On 7/11/24 12:45 PM, Roger Sayle wrote:
This patch improves the speed of ARC's ashrsi3 and lshrsi3, on CPUs
without a barrel shifter, when not optimizing for size. The current
implementations of right shifts by a constant are optimal for code
size, but at significant performance cost. By emitting an extra
instruction or two, when not optimizing for size, we can improve
performance (sometimes dramatically).
[al]shrsi3 #5 Before 4 insns@12 cycles, after 5 insns@5 cycles
Without -mswap
[al]shrsi3 #29 Before 4 insns@60 cycles, after 5 insns@31 cycles
With -mswap
lshrsi3 #29 Before 4 insns@60 cycles, after 6 insns@16 cycles
This patch has been minimally tested by building a cross-compiler
to arc-linux hosted on x86_64-pc-linux-gnu where there are no new
failures from "make -k check" in the compile-only tests.

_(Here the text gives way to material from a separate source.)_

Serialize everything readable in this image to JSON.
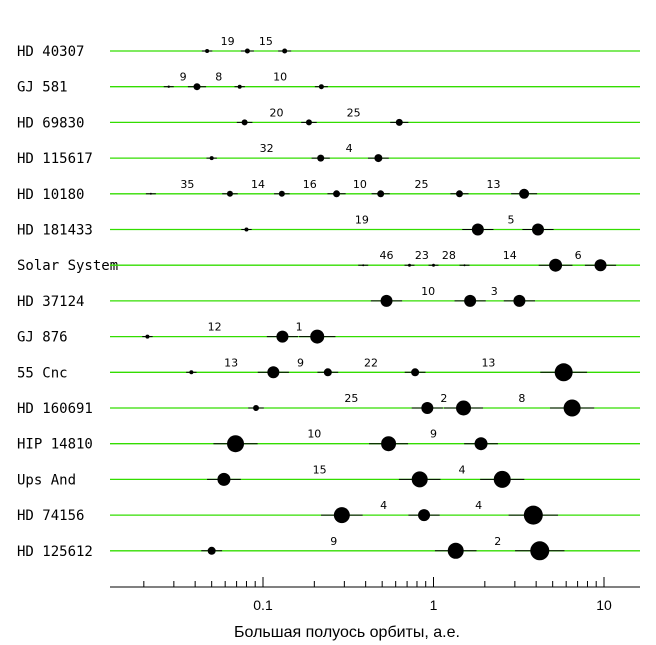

Ok for mainline (after 3rd-party testing)?
2024-07-11 Roger Sayle <ro...@nextmovesoftware.com>
gcc/ChangeLog
* config/arc/arc.cc (arc_split_ashr): When not optimizing for
size; fully unroll ashr #5, on TARGET_SWAP for shifts between
19 and 29, perform ashr #16 using two instructions then
recursively perform the remaining shift, and for shifts by
odd amounts perform a single shift then the remainder
of the shift using a loop doing two bits per iteration.
(arc_split_lshr): Likewise.
Claudiu should have the last say here. But I did throw this into my
tester which didn't report any problems. But note that for arc-elf my
tester doesn't have a simulator, so all the execution tests are assumed
to pass.
jeff